We used Neural Network-Markov Chain Monte Carlo (NN-MCMC) algorithm in the proposed AHM workflow for shale reservoirs. The reason is that MCMC, one of AHM in the Bayesian statistics, has benefits of quantifying uncertainty without bias or being trapped in any local minima. Also, using MCMC with neural network (NN) as a proxy model unlocks the limitation of an infeasible number of simulation runs required by a traditional MCMC algorithm. The proposed AHM workflow also utilized the benefits of Embedded Discrete Fracture Model (EDFM) to model fractures with a higher computational efficiency than a traditional local grid refinement (LGR) method and more accuracy than the continuum approach.

We applied the proposed AHM workflow to an actual shale-gas well.

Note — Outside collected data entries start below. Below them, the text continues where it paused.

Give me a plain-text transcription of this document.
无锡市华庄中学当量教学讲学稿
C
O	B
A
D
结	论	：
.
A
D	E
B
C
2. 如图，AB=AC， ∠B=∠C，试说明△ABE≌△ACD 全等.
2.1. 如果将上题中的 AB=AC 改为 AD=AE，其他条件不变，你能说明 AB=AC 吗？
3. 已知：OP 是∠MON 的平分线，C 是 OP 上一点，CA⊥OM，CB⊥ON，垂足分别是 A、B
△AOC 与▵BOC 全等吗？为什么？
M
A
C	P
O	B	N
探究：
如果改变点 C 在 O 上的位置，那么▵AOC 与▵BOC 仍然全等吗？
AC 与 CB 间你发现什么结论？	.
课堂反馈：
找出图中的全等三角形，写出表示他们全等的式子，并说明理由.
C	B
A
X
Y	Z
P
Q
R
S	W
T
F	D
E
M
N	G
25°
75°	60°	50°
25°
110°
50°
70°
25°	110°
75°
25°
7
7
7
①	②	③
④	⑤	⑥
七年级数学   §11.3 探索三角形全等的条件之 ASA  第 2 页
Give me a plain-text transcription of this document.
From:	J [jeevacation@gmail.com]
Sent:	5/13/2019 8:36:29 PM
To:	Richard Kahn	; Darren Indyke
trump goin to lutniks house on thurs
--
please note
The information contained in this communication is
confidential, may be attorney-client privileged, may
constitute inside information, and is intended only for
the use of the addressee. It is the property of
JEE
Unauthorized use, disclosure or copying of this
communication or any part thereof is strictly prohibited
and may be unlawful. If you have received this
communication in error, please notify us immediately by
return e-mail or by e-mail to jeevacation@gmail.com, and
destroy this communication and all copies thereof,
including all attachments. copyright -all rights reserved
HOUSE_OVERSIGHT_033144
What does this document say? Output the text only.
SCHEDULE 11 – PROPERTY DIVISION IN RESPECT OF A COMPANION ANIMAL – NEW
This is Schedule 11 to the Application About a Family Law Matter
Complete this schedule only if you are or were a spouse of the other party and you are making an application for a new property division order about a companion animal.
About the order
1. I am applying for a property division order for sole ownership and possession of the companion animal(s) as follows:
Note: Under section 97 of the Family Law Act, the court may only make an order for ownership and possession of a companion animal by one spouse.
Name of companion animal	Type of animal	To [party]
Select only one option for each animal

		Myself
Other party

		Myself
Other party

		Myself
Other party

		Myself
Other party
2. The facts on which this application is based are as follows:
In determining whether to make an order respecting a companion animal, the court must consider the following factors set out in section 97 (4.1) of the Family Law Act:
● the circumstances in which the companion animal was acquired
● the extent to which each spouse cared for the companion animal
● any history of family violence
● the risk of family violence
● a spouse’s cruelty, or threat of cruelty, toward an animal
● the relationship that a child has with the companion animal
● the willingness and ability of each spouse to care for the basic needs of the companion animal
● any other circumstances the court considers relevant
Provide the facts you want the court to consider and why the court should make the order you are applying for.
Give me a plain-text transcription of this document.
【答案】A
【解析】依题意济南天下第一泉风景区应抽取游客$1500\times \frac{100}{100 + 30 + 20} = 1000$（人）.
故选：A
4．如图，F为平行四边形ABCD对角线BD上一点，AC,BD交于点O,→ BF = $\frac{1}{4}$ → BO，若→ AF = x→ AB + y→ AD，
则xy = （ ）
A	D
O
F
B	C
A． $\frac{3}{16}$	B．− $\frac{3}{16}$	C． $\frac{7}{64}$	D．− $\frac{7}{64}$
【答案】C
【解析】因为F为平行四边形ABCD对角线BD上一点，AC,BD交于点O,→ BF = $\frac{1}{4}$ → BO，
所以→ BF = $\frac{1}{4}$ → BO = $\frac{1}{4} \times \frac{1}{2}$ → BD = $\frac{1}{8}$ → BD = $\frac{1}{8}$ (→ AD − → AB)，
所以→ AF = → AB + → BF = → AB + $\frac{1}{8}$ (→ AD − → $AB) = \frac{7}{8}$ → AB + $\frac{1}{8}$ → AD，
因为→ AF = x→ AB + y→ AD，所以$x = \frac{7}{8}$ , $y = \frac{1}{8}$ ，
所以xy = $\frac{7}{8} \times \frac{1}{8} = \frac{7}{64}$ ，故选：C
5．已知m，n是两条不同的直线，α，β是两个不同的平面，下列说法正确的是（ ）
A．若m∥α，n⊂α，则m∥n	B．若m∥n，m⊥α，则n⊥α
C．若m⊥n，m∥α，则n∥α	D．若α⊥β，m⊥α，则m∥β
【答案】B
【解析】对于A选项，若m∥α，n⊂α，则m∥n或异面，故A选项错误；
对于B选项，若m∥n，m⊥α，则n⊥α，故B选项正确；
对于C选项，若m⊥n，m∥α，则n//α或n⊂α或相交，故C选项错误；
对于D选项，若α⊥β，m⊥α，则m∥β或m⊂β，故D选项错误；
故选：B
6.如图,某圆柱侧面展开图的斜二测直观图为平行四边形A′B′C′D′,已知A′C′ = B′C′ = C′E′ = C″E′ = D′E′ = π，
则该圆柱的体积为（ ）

We performed history matching on two cases including hydraulic fractures only and hydraulic fractures with natural fractures. The uncertain parameters for history matching consist of fracture geometry, fracture conductivity, matrix permeability, matrix and fracture water saturation, and relative permeability curves. For the case with natural fractures, we included number, length and conductivity of natural fractures as the additional uncertain parameters.

We found that, in this case, the NN-MCMC algorithm find the history match solutions around 30% from a total number of simulation runs. Also, we obtained the posterior distribution of each fracture parameter and reservoir property for both cases. Moreover, we found that the presence of natural fractures affects the posterior distribution. We observed significantly lower fracture height, lower fracture conductivity, higher fracture water saturation than the case without natural fractures because more fluid flow is enhanced by natural fractures. Lastly, the proposed AHM workflow using NN-MCMC algorithm can characterize fracture geometry, reservoir properties, and natural fractures in a probabilistic manner. These multiple realizations can be further used for a probabilistic production forecast, future fracturing design improvement, and infill well placement decision.